Dans l’univers impitoyable du mannequinat, les cheveux ne sont pas…

Le Symbole D’une Émancipation Professionnelle
Dans l’univers impitoyable du mannequinat, les cheveux ne sont pas qu’une question d’esthétique. Adriana Karembeu le sait mieux que quiconque. Au micro de France Inter, elle a levé le voile sur une réalité méconnue du grand public : « Pendant le mannequinat, ça faisait partie de mon potentiel commercial, les cheveux… La crinière représente à peu près 20% du look total ». Un chiffre qui en dit long sur les calculs commerciaux régissant cette industrie, où chaque détail physique devient un argument de vente. Pendant des décennies, sa fameuse crinière blonde n’était pas seulement un atout : elle constituait un capital professionnel soumis aux exigences d’un milieu ultra-codifié.

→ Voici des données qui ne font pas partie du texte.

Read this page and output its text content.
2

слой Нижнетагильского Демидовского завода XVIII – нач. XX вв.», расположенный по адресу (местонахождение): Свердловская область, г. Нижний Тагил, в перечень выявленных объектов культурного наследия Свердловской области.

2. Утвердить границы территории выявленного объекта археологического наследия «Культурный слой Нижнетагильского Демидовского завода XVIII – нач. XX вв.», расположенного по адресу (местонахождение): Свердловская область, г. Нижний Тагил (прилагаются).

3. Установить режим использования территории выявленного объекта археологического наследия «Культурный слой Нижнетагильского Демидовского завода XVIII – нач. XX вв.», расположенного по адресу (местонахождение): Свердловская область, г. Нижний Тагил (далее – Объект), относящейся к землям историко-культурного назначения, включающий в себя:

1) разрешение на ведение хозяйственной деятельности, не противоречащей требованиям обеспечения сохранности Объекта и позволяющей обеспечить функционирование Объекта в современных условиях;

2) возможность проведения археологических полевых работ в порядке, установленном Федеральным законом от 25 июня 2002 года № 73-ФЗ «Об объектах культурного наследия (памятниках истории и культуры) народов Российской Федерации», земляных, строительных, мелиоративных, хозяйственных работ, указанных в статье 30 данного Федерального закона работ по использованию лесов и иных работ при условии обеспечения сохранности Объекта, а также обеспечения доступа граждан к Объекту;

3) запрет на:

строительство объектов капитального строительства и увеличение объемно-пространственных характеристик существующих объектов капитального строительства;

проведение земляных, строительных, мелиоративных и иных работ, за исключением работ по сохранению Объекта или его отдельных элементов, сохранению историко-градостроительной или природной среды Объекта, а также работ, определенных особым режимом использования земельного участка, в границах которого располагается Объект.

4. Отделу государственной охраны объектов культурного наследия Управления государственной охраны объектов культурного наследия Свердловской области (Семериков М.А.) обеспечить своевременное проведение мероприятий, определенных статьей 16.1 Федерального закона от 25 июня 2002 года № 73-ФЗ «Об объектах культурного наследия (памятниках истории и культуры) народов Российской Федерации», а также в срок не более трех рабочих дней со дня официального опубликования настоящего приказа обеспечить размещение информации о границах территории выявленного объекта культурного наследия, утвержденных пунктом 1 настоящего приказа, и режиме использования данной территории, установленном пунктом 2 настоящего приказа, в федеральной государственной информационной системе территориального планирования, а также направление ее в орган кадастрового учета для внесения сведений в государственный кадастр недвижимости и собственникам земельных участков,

Sa décision de couper ses cheveux très courts à 54 ans prend alors une dimension autrement plus symbolique. « Je pense que je mérite cette petite liberté de choisir la coupe qui me plaît », a-t-elle confié avec une franchise désarmante. Cette phrase résume à elle seule des années de contraintes invisibles, d’apparences façonnées selon les désirs des autres. Le plus révélateur ? La spontanéité totale du geste. « C’est venu juste comme ça, sans aucune préméditation », explique-t-elle, avant d’ajouter avec humour : « Mais je kiffe beaucoup ! ». Après tant d’années à correspondre aux attentes de l’industrie, cette rupture avec les diktats de la mode sonne comme une véritable déclaration d’indépendance.